Par Louis‑Paul MODOSS, Chroniqueur économique
Avantages attendus
En produisant localement des alliages — silico‑manganèse ou manganèse métal — le Gabon captera une part significative des marges, aujourd’hui captées hors du pays. À l’image de la filière bois, où une interdiction similaire, insufflée sous le régime déchu, a boosté les industries locales dès 2010. Des unités de transformation peuvent générer des milliers d’emplois techniques. Comilog a déjà lancé un pôle de formation technique et un complexe métallurgique en 2015, signe que l’expertise locale monte en puissance Le pays s’appuie sur ses barrages hydroélectriques (Poubara I & II, Grand Poubara) pour alimenter ses futures usines, un avantage comparatif rare en Afrique subsaharienne
Inconvénients et limites
La transformation électro-intensive nécessite un réseau stable. Le manque actuel d’infrastructures appropriées est souligné comme frein majeur. Pour moderniser le réseau et créer des usines, des centaines de milliards FCFA sont nécessaires. Le pays devra recourir à des PPP, fonds multilatéraux et mobilisation privée. La réaction boursière d’Eramet (−5 % à plus de −5,5 % le jour de l’annonce) illustre les craintes d’un ajustement brutal
- Expériences mitigées ailleurs
- Indonésie : le bannissement du nickel brut dès 2020 a permis de développer une industrie de fonderie compétitive, un succès notable
- Zimbabwe : l’interdiction du lithium brut n’a pas débouché sur une réelle capacité de transformation locale, faute d’infrastructures et de financement adaptés.
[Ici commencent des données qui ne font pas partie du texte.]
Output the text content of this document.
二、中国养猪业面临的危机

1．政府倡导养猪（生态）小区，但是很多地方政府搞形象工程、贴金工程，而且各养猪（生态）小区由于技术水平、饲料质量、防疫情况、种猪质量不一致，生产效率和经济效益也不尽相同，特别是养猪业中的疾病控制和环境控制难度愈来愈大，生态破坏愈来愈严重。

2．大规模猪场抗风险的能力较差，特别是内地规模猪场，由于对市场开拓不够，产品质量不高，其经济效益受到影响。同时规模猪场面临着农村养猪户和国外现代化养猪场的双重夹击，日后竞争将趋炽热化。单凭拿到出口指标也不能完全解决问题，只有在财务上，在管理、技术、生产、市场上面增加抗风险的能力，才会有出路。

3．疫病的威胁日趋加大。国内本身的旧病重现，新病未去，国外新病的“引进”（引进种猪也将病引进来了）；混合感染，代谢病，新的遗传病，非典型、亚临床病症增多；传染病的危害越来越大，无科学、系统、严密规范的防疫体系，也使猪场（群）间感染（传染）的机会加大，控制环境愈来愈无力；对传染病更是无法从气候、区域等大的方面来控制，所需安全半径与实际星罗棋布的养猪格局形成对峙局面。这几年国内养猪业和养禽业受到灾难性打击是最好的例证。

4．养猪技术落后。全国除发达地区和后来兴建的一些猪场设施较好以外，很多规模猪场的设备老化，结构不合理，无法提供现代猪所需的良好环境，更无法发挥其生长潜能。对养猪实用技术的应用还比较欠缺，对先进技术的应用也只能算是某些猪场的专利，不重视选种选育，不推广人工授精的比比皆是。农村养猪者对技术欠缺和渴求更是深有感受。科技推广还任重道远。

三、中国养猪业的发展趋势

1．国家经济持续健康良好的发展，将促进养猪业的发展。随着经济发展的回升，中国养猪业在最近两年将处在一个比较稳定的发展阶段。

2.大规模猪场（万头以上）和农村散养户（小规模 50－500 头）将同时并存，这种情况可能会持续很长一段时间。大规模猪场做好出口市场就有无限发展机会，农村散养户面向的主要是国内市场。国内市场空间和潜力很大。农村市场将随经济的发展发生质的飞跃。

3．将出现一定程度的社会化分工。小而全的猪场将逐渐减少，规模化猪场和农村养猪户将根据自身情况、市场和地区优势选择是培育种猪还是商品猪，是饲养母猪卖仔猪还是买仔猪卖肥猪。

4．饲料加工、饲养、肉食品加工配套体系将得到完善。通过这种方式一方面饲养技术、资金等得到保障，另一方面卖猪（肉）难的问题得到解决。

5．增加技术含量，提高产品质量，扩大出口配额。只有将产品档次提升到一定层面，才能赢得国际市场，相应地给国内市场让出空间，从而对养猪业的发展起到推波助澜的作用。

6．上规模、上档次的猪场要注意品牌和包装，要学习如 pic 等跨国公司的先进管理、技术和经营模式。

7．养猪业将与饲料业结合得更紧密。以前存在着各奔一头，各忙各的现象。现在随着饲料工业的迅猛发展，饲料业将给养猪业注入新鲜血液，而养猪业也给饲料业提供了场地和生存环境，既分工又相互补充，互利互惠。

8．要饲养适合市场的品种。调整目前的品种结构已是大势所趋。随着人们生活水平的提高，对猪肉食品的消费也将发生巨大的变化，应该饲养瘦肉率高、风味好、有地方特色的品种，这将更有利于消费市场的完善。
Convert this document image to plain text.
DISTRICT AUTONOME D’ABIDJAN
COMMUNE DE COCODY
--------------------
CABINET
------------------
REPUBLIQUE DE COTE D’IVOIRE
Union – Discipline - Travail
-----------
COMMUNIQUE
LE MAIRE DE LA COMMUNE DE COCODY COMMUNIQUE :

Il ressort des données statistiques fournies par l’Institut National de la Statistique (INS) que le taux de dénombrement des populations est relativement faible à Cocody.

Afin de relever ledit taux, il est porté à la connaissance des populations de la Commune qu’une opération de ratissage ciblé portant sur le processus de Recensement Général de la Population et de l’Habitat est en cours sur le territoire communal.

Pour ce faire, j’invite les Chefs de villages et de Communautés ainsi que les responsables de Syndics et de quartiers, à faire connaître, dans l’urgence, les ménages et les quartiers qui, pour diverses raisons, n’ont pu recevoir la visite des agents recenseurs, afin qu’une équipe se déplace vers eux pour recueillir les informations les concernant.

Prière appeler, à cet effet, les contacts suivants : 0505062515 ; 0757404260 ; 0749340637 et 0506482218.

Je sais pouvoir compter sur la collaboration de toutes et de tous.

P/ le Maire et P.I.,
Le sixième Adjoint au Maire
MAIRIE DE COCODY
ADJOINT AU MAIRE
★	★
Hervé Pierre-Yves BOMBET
Ces cas montrent que le succès dépendra de la volonté et de la capacité d’investissements et de structuration nationale.
Recommandations clés
- Construire un écosystème énergétique d’excellence
Investir dans l’extension des barrages et la rénovation du réseau électrique pour sécuriser l’alimentation industrielle. - Renforcer l’attractivité du secteur
Offrir des exonérations fiscales, garanties juridiques et créer des zones économiques dédiées aux métaux industriels.
- Former une main-d’œuvre locale de haut niveau
Appuyer les filières techniques existantes à Moanda et ouvrir des cursus diplômants spécialisés.
- Bâtir un modèle partenarial clair
Formaliser un cadre de dialogue entre l’État, Comilog/Eramet, et les bailleurs, pour suivre l’évolution du dossier pas à pas
La décision de transformer le manganèse localement d’ici 2029 constitue un virage stratégique pour le Gabon. Elle transforme un modèle concentré sur l’extraction en une vision industrielle et souveraine. L’engagement d’un acteur comme Eramet — au travers d’un message axé sur la coopération — est un signal positif. Néanmoins, le succès reposera sur une coordination efficace des investissements publics et privés, sur l’amélioration de l’infrastructure énergétique et sur l’apprentissage des modèles africains, qu’ils soient réussites (Indonésie) ou alertes (Zimbabwe).